Ведь вообще-то я главная стала, я, я завхоз, а она кто? Так, воспиталка, у которой дети жратву из магазина воруют.
Катька жаловалась, но Аля наврала, что все показалось, что больше никто выстрела не слышал.
Тогда Лексеич и ушел – или Аля спровадила, не знаю. Знаю только, что он очень злился напоследок, ее матом крыл. А Аля сказала – нефиг в детей стрелять, в людей, получается, что ты сам как будто бы не человек. Да какой я тебе не человек, сволочь старая, будто бы возмутился он, сука, он будто бы сказал. А у самого в будке лодочка была, надувная такая, старенькая.
Алексеич ее все чинил, отчего и не присматривал за территорией толком.
И в девку стрельнул потому, что та что-то увидела.
Что ж плохого в лодке?
А я скажу, я вот что скажу.
Поняла теперь о нем?
Хочу, чтобы нас тут не было больше. Хочу вспомнить дом. Да и чтобы Аля с сыном увиделась, с Сеней-придурком, если мне не с кем.
Что же теперь – ненавидеть всех. Ведь так думают.
Нет.
– Слезай с подоконника, – говорит Аля, она давно из темноты смотрела, оказывается, – стыдно.
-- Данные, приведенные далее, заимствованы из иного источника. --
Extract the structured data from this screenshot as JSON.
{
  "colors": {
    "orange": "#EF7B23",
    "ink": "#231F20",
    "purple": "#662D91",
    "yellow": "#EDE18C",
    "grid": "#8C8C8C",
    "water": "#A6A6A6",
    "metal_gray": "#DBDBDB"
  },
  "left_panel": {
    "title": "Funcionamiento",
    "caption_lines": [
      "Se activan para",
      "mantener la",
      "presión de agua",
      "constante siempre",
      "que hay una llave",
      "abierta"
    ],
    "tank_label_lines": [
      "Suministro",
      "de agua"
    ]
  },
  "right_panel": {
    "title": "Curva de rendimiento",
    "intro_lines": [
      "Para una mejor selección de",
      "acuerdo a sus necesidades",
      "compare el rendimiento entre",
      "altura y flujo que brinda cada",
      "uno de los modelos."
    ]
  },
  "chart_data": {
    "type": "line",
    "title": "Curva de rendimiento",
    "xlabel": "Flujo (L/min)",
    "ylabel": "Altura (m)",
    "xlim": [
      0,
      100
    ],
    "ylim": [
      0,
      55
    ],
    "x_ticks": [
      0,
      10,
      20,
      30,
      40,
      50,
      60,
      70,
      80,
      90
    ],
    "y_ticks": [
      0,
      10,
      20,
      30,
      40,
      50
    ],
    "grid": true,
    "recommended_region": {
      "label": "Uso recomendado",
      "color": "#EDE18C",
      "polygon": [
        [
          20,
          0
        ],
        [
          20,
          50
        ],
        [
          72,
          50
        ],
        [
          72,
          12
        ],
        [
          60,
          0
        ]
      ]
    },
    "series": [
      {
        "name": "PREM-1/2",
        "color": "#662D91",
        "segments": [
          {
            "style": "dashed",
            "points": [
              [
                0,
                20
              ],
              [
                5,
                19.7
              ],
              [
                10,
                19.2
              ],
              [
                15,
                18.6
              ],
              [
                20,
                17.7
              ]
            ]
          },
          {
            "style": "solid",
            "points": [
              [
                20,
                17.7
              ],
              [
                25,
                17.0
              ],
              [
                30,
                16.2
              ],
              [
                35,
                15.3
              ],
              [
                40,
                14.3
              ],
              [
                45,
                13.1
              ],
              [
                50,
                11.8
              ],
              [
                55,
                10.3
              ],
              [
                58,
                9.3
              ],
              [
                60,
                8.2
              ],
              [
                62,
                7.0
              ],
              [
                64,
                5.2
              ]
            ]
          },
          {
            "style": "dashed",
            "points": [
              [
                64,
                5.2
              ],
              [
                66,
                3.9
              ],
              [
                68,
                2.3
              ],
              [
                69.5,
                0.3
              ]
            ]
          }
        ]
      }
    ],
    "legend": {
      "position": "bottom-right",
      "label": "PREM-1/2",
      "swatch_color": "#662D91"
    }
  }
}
Мелкая внизу по своим делам пошла. Может быть, она меня слышала – неужели только Костя может? За что ж ему такая способность дадена, любопытно знать? Или не только он?
– Ты это брось, – повторяет Аля, протягивает руки, растирает мне шею – ох как болит, и от прикосновений болит. Но если прямо сильно нажать, помассировать, то не очень, – дура, ну дура, дура, тут ведь второй этаж, тут ничего…
– Не за тем же, а ты чего подумала?
– Да что о тебе думать. Надо уйти сегодня, чтобы ребят не пугать. Они, кажется, хотят вместе собраться. И Костю позвали. Он нам потом расскажет – обещал. А то ребята что-то чувствуют и боятся. Как вон Сивая внизу.
– А, это она. Не узнала.
– С хвостом и вправду не узна́ешь. Потому что чужая. А я вон, когда Сенька налысо побрился и заявился в таком виде домой, даже и заметила не сразу.
– А зачем он побрился? Добровольцем, что ли, собрался идти? Это когда было?
Она окаменела лицом, кивнула, а сердце над карманом халата заметно ударило в грудь – как котенок под дубленкой, когда сует мордочку, хочет выпутаться, найти воздух, а ты ему: сиди, дурачок, выпадешь, замерзнешь.
– Так что ты про Алексеича говорила, я не поняла.
Не поняла она. Да что ж такая непонятливая, в самом деле.
– Ну куда он на лодочке поплыть мог, сообразишь, дура? Может, сообразишь?